Dinge, so oder so

 

Die Dinge der Woche (16. Februar 2020)
 
Meuchelmörder aus Pappmache
 

Dinge der Woche: Gegen das, was uns in den kommenden Wochen bevorsteht, war der Orkan Sabine nur ein laues Lüftchen. Aber Alkohol kann helfen.



   Tanzten zu Beginn der Woche noch Gartentische, Haustiere und Kinderwagen ein ätherisches Luftballett, erlahmten die Winde des Sturmtiefs Sabine zur Wochenmitte wieder. Die Menschen sammelten ihr zerstreutes Hab und Gut ein, nutzten das Chaos, um heimlich einen verbogenen Küchenhocker, kaputte Fahrradschläuche und die alte Computerfestplatte über den Zaun zum Nachbarn zu schleudern, und bügelten ihre zerzausten Haare. Ein Funkmast aus Brandenburg fand sich nach dem Sturm in Hessen wieder und fing dort ein neues Leben an, in einem Regionalexpress bei Herrenberg fing die Kaffeemaschine wie­der an zu röcheln und ein Autofahrer, der drei Tage lang einen Zwangsslalom um herumliegende Verkehrsschilder und Baumstämme fahren musste, wurde verrückt und sitzt in der Psychiatrie.

   Viele Deutsche, die sonst zielstrebig ihre Wege nach Nutzen und Aufwand bemessen, ließen sich von Sabine ins Privatleben fremder Menschen treiben oder hatten plötzlich einen vom Himmel herabgestürzten Pudel im Einkaufskorb. Auch die CDU-Chefin nutzte den Wind, um sich aus ungeliebten Ämtern tragen zu lassen, warf aus der Luft einige Kusshände in Richtung des politischen Berlin und ward nie mehr gesehen.

   Davon unbeeindruckt nahm die allgemeine Umtriebigkeit der sogenannten fünften Jahreszeit an Intensität zu. Ein Bohren, Flüstern, Kichern, untermalt vom Ploppen Tausender Bierflaschen in den Garagen, Werkstätten und Vereinsheimen, erfüllte die Luft.
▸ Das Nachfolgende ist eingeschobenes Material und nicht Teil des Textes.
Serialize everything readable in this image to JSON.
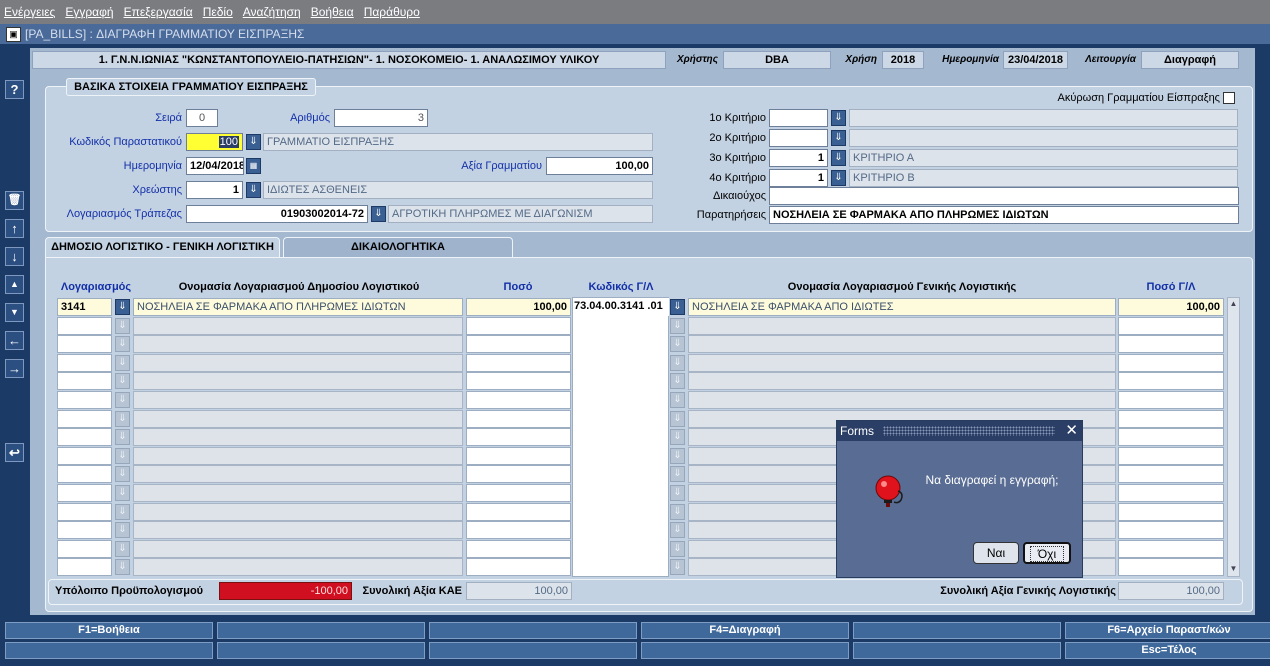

Der bevorstehende Karneval stellt die Organisatoren vor gewaltige Herausforderungen: Lässt sich die Physiognomie des thüringischen Chefs der Rechtspartei - eine Melange aus Fitnesstrainer, Physikstudent und Gefängnisaufseher - als Maske nachbilden? Wie poliert man eine FDP-Glatze? Welcher Kostümverleih hat noch Hindenburg-Uniformen im Angebot?

   Als sicher gilt, dass der erste Motivwagen zum Thema Machtergreifung fast fertig ist. Es sei gelungen, diesen Abschnitt der deutschen Geschichte mit einem entschlossenen „Nie wieder“ zu grundieren und in luzid-humoristischer, niemals aber derb-plumper Manier unters Volk zu bringen. Auf Konfetti werde verzichtet.



   Offen ist aber, was passiert, wenn etwaige Nachfolger von Sabine die Macht an der Wetterfront ergreifen. Experten befürchten, dass Masken, Glatzen und Figuren von der ersten Windbö durcheinandergewirbelt werden. Dann seien weder links noch rechts, weder braun noch schwarz mehr zu unterscheiden. Gestürzte Führer, Verräter, Karrieristen und Meuchelmörder aus Pappmache und Holz würden sich unkontrolliert über die Innenstädte verbreiten.

   Erfahrene Karnevalisten wiegeln in dessen ab: Man habe die Lage im Griff. Selbst wenn Populismus, Willfährigkeit, Dummheit und Geschichtsvernebelung orkanartig außer Kontrolle geraten sollten, könne man sich das ganze Chaos-Tableau binnen weniger Stunden schöntrinken. Dann würde auch niemand merken, dass der alte Stimmungskracher „Viva Colonia" durch „Finis Germania" ersetzt werde. Und am Aschermittwoch sei ohnehin alles vorbei.